L’uccello magico è un carillon caricato per esaudire solo i desideri del padrone (una psicosi musicale incentrata da capo a fondo su una ripetizione ossessiva di un tema angosciante che percorre il film e la partitura), una coazione a ripetere, un tic.

Il funerale dell’eros di Casanova è tutto nella geniale invenzione musicale della Poupée Automate, una sorta di bambola gonfiabile cui il seduttore rivolge le sue ultime, patetiche avance. E sebbene la scena geniale in Fellini sia visionaria, ci viene un dubbio: il denoument avviene prima in musica, nell’inconscio, prima che sullo schermo, nei nostri occhi.

Amarcord (1973) e Il Casanova di Fellini (1976) sono improntati all’autoanalisi, portando alla luce i fantasmi del regista e forse, per liberarlo, in senso catartico. «Fellini dichiara all’amico Rota in un colloquio radiofonico del 1979 (cito dal programma di sala Oreste Bossini):

La musica agisce ad un livello così profondo e inconscio che può diventare pericolosa. Con la musica si può andare in guerra, si possono fare battaglie, si possono convincere collettività intere, far piangere o esaltare. [..] L’intervento del ritmo a livelli psico-fisiologici molto profondi è un fatto estremamente misterioso, che non so bene con cosa ha a che fare. Io con la musica avverto sempre una specie di minaccia. [..] Ha qualcosa di ricattatorio, moralistico. [..] La musica mi incupisce, perché rappresenta la perfezione.

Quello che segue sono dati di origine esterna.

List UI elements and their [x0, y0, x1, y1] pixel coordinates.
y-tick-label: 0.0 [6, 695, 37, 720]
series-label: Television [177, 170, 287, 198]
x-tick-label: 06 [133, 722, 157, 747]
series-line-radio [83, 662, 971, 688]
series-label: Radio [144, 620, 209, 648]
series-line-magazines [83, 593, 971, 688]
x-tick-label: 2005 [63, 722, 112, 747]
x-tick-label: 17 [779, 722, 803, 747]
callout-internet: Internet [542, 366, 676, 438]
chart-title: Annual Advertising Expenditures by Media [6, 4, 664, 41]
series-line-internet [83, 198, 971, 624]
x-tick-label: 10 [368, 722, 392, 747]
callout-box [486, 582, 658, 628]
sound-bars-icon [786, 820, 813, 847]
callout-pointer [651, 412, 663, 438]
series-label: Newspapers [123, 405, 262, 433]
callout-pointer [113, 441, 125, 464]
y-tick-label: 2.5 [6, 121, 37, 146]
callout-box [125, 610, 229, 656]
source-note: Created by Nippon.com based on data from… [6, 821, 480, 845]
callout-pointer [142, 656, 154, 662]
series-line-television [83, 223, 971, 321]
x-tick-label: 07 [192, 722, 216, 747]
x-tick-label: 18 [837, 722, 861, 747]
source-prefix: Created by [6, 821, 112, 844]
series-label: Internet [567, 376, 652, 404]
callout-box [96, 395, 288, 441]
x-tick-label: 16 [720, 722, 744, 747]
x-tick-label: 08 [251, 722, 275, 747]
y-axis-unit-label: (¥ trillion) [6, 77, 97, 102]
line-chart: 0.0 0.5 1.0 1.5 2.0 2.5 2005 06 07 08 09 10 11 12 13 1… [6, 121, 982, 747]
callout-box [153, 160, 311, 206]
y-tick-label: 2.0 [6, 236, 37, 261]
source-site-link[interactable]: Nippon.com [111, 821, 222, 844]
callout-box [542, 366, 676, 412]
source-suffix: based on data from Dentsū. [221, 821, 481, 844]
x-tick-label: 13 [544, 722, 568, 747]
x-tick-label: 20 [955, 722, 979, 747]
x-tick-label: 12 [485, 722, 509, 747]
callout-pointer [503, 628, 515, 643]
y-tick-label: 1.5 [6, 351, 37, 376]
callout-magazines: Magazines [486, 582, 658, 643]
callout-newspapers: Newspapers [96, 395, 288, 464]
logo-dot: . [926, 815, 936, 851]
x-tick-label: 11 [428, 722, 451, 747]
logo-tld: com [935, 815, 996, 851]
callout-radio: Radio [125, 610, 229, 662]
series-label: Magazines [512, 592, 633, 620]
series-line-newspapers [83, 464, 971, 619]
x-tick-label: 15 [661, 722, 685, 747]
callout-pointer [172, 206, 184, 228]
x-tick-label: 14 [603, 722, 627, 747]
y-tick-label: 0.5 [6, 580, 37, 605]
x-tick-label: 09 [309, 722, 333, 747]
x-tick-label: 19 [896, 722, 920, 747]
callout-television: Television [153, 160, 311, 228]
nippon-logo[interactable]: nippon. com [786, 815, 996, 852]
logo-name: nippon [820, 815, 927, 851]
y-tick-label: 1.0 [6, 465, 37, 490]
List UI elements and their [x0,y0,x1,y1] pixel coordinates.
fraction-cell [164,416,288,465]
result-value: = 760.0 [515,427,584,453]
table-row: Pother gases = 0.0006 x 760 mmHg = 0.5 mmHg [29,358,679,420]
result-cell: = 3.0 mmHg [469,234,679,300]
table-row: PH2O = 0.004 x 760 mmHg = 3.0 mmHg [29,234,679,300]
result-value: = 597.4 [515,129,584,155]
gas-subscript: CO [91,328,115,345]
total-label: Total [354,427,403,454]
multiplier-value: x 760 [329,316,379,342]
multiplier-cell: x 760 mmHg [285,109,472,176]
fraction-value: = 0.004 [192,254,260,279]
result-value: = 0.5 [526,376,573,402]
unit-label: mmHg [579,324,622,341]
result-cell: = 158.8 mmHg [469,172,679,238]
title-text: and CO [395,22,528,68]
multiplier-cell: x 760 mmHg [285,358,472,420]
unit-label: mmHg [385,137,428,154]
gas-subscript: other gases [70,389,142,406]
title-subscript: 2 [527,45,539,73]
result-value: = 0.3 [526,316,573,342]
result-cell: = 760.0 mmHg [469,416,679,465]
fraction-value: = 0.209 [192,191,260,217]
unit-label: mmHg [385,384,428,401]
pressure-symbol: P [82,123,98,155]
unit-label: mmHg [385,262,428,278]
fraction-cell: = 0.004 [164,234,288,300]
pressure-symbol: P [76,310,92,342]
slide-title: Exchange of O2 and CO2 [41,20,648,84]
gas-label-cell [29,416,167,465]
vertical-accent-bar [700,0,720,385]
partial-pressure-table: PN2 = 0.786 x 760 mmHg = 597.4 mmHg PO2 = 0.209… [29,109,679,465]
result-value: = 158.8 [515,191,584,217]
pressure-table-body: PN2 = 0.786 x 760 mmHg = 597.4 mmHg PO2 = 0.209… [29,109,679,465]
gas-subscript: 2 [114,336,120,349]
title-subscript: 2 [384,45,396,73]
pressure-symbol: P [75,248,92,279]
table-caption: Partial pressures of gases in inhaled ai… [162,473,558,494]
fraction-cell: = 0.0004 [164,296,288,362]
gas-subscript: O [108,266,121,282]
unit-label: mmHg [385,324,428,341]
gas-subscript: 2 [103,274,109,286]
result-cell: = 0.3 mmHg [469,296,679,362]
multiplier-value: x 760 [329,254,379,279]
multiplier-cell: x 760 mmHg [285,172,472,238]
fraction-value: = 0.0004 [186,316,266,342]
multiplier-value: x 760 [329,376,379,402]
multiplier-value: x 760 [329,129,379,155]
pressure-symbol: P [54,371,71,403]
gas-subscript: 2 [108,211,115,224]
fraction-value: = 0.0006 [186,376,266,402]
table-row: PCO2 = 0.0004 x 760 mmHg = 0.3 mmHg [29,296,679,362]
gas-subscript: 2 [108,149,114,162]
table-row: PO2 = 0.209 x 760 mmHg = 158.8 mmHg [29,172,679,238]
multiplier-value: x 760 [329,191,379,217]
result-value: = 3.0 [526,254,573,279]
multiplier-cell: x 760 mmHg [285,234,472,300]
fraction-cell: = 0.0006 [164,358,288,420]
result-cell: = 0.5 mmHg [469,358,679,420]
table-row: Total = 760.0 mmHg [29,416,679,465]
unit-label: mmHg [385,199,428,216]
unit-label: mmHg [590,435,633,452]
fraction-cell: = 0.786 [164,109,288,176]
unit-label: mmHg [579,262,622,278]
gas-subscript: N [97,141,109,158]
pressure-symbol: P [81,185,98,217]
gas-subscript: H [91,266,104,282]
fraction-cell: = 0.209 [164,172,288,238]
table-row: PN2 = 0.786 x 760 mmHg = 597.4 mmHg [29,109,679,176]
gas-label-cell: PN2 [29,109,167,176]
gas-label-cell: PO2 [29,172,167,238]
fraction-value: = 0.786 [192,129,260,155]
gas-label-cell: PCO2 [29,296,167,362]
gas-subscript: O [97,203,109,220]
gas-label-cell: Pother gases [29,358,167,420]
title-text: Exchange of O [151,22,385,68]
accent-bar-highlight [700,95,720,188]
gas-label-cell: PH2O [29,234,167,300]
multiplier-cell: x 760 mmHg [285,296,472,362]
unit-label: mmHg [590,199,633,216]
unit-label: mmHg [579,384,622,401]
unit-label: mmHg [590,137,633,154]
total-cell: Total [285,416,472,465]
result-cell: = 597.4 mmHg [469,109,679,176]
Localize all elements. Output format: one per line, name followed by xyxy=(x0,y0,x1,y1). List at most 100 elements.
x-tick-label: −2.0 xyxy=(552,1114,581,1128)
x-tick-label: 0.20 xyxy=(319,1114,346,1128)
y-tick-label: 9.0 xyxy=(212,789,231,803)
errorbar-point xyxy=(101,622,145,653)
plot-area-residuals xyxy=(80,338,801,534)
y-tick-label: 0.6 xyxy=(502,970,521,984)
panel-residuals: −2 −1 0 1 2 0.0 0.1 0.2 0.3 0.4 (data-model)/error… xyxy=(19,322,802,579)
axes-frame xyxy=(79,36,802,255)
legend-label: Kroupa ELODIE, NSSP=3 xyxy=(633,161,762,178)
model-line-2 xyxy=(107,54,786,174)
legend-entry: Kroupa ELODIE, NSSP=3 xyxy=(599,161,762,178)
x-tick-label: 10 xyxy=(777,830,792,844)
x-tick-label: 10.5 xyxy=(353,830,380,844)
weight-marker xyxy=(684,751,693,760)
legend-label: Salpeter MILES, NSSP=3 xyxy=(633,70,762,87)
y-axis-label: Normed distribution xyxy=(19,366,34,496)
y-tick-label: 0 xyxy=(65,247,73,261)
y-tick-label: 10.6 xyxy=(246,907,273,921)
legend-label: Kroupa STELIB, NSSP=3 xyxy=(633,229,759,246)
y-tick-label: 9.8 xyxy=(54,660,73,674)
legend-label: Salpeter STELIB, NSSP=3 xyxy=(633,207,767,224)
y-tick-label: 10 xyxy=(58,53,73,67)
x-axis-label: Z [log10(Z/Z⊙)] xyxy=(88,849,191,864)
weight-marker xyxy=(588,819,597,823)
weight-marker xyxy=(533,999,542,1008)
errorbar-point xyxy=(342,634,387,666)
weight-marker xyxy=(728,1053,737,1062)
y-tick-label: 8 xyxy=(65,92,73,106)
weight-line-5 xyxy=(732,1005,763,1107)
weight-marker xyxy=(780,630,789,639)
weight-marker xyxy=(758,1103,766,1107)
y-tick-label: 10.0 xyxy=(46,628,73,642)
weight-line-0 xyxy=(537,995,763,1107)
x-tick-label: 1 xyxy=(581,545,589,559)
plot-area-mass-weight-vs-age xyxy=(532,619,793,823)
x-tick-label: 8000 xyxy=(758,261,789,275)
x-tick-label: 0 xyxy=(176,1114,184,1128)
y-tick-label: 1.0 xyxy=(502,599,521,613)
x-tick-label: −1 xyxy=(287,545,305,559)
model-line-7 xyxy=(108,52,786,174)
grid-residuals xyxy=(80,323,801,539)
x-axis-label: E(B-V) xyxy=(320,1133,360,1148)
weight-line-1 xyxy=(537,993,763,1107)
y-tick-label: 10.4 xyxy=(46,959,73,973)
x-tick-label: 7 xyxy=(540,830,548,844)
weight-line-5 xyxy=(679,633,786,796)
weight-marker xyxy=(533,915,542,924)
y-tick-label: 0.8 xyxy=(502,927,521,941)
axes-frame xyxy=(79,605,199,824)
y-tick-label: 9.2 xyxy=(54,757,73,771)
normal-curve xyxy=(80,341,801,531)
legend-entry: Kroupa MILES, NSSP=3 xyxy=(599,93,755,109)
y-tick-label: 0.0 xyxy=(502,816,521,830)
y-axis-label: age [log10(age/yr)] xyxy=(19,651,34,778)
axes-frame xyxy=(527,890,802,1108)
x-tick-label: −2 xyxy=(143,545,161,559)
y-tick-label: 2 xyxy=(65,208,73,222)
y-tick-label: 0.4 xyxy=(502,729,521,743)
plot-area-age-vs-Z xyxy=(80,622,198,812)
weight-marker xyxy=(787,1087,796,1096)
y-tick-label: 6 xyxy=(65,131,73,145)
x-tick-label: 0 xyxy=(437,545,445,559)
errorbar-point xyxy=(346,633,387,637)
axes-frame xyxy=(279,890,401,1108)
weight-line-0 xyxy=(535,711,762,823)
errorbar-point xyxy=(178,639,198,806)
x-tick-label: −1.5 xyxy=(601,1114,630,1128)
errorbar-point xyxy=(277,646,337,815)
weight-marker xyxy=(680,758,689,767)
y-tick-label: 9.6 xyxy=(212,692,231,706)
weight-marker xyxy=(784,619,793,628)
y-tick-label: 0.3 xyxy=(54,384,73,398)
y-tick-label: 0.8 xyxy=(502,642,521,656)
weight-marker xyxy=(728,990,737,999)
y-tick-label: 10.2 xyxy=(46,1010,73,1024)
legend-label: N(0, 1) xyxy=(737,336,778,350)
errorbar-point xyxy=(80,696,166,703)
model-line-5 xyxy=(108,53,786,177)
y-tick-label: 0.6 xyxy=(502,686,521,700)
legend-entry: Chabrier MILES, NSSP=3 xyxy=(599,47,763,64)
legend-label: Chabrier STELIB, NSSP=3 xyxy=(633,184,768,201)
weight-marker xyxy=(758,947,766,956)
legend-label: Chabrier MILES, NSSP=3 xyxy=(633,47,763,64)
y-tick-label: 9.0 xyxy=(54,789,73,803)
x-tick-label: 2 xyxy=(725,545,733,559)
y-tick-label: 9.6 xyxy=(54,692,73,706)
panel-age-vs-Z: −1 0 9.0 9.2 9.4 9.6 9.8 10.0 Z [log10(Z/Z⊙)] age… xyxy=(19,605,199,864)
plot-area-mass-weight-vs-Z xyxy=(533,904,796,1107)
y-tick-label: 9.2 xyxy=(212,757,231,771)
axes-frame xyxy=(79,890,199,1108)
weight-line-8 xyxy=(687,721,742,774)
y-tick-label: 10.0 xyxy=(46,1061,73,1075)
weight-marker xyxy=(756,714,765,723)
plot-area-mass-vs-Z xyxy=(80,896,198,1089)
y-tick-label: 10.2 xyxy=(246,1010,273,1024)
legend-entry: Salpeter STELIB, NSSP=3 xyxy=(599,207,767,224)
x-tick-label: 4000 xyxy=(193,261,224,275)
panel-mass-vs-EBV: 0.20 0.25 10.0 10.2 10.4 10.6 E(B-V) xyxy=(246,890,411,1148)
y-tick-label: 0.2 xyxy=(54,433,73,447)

Rota è il mago in grado di tenere sotto controllo le forze oscure della musica, che spaventa Fellini nel momento stesso in cui lo soggioga».

Geniale il fuori programma: La passerella d’addio dal film 8 e 1/2. Archiviato il drammone erotico-psichiatrico-sentimentale di Casanova e gli stress sindacali e la pesantezza degli anni di piombo della Prova d’orchestra, come un prestigiatore il direttore Marcello Rota tira fuori dalla sua bacchetta un bis stralunato, leggiadro come un brano del Concerto di Capodanno (e con tutto il pubblico che applaude spontaneamente e – miracolo! – pure a tempo), ricordandoci che «una risata ci seppellirà»!

Benedetta Saglietti per il Giornale della Musica

(la recensione è stata pubblicata, in forma lievemente diversa, il 15 ottobre 2020)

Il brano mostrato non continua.